More and more people nowadays are programming at high levels of abstraction. If you're designing the frontend of a website, or making a mobile game, or developing a stock trading algorithm, or whatever else, then you probably don't want to constantly worry about details of memory management...

On top of this, GC is necessary for some algorithms. Any data structure with partial sharing (e.g. binary search tree with versioning via path-copying) needs GC to be space-efficient. You could either rely on a built-in GC, or write your own. If you write your own, I think you'll find that it is tedious and error-prone due to memory safety issues.

pjmlp · on April 9, 2023

We could already be doing that during the 1980's had it not been for UNIX getting out of Bell Labs with source tapes, and bad management decisions.

https://interlisp.org/

http://toastytech.com/guis/cedar.html

"Eric Bier Demonstrates Cedar"

https://www.youtube.com/watch?v=z_dt7NG38V4&t=2s

"Making Smalltalk"

https://www.youtube.com/watch?v=PaOMiNku1_M

http://www.edm2.com/index.php/VisualAge_Smalltalk

Also there is to note that most BASIC implementations had support for automatic memory management, at least for strings and arrays, the structured compiled dialects even better.
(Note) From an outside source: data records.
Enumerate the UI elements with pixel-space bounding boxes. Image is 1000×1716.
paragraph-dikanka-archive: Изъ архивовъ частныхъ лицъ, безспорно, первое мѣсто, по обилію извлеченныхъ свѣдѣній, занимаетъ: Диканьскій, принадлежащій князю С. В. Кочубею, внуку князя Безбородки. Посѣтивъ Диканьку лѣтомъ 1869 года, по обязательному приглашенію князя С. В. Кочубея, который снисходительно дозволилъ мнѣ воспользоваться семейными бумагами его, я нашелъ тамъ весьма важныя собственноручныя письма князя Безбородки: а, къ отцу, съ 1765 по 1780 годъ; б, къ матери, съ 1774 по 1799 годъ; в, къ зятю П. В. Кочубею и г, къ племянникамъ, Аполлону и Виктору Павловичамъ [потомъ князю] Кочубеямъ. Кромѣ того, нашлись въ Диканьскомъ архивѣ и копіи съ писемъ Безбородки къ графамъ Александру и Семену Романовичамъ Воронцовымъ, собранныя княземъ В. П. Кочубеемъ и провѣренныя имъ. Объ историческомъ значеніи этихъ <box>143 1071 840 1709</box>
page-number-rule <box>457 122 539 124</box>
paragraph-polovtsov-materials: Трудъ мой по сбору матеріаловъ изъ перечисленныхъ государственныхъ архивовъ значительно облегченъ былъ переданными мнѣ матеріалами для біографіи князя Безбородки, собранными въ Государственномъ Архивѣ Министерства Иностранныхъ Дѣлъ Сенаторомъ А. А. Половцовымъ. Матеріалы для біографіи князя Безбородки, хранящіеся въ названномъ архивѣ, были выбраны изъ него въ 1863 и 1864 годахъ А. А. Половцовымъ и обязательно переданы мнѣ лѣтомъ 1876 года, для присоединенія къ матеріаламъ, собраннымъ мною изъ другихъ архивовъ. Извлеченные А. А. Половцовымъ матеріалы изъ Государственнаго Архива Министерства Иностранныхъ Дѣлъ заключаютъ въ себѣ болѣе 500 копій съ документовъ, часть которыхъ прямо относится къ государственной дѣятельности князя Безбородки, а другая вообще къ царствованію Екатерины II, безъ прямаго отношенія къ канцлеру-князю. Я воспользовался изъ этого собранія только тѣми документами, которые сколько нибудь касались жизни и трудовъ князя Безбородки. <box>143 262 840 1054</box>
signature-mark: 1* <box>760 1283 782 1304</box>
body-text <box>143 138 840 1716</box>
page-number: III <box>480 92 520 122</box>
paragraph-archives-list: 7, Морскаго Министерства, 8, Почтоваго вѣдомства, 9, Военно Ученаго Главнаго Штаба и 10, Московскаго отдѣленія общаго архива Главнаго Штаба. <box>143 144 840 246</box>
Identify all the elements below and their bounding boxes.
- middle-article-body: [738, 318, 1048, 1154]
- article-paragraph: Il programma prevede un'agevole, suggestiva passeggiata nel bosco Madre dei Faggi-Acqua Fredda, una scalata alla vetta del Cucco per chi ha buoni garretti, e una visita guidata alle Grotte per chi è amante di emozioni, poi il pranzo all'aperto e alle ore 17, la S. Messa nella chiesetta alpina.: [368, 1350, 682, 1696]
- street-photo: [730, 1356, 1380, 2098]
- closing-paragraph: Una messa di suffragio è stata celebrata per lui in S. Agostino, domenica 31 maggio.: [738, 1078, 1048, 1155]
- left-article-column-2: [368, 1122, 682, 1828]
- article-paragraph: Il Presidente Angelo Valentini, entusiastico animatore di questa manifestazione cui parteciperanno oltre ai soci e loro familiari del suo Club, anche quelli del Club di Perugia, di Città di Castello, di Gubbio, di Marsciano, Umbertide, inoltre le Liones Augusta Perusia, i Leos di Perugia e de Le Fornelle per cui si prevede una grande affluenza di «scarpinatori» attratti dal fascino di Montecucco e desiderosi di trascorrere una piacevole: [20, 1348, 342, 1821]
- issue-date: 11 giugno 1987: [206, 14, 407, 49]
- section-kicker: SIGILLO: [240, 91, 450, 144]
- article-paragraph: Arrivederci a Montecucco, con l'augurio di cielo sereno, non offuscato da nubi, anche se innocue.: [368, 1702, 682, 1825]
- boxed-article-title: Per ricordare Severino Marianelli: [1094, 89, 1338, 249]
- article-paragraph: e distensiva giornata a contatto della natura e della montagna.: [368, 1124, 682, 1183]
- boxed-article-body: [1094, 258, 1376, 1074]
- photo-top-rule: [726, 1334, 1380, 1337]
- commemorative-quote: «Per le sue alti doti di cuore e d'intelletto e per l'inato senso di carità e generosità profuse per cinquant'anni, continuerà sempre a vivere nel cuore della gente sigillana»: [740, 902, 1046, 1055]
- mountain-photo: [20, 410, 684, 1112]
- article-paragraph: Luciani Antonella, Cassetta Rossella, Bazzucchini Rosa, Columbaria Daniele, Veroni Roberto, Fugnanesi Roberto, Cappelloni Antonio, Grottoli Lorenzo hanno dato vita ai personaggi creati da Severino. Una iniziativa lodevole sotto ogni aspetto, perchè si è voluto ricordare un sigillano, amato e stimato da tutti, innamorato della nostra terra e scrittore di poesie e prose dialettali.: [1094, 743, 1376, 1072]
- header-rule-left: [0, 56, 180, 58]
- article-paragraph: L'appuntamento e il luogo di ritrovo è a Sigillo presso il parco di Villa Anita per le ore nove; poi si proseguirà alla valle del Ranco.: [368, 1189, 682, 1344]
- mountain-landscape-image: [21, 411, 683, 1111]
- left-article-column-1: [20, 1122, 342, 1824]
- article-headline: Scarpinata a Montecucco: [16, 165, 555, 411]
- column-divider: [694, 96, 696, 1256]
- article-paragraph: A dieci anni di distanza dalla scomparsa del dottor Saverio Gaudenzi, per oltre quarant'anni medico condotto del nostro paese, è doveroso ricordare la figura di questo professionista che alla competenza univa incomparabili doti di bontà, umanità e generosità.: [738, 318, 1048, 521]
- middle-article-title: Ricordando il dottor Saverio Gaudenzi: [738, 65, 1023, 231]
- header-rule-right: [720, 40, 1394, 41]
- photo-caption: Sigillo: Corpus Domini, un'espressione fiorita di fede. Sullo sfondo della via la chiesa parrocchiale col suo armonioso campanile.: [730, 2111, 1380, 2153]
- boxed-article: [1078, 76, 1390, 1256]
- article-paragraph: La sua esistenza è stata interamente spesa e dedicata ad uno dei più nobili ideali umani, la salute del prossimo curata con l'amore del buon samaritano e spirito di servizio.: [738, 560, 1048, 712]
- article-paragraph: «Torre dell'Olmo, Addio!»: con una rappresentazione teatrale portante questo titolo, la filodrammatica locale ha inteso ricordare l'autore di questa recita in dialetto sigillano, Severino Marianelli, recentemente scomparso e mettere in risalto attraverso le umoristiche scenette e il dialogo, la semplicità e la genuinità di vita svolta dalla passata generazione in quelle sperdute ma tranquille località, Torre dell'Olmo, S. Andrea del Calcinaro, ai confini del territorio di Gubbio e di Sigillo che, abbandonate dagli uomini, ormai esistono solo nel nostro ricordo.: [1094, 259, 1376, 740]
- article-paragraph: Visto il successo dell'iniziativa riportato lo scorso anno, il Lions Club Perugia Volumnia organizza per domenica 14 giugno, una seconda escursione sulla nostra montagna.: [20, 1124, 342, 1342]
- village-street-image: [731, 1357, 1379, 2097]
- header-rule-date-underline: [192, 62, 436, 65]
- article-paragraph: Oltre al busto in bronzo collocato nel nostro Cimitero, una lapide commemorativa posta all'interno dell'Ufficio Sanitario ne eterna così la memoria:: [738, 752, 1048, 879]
Also database programming with languages like Clipper and FoxPro.

And even if we stay in the UNIX world, that is exactly using stuff like Perl also allowed for, C like programming without the headaches of manual memory management.

Or the brief fad of 4GL languages.

einpoklum · on April 8, 2023

> then you probably don't want to constantly worry about details of memory management...

Oh, you actually don't have to, that's the whole point... in the past, you (effectively) had a choice between careful manual management of memory and garbage collection with its overheads. These days, you can use constructs which take care of that management for you, with very little or no overhead, which don't involve garbage.

It's true that sometimes GC is algorithmically necessary; but then the high-level-of-abstraction argument is irrelevant. And in those cases, a GC library does indeed come in useful. You don't need to write your own, others have likely done it already.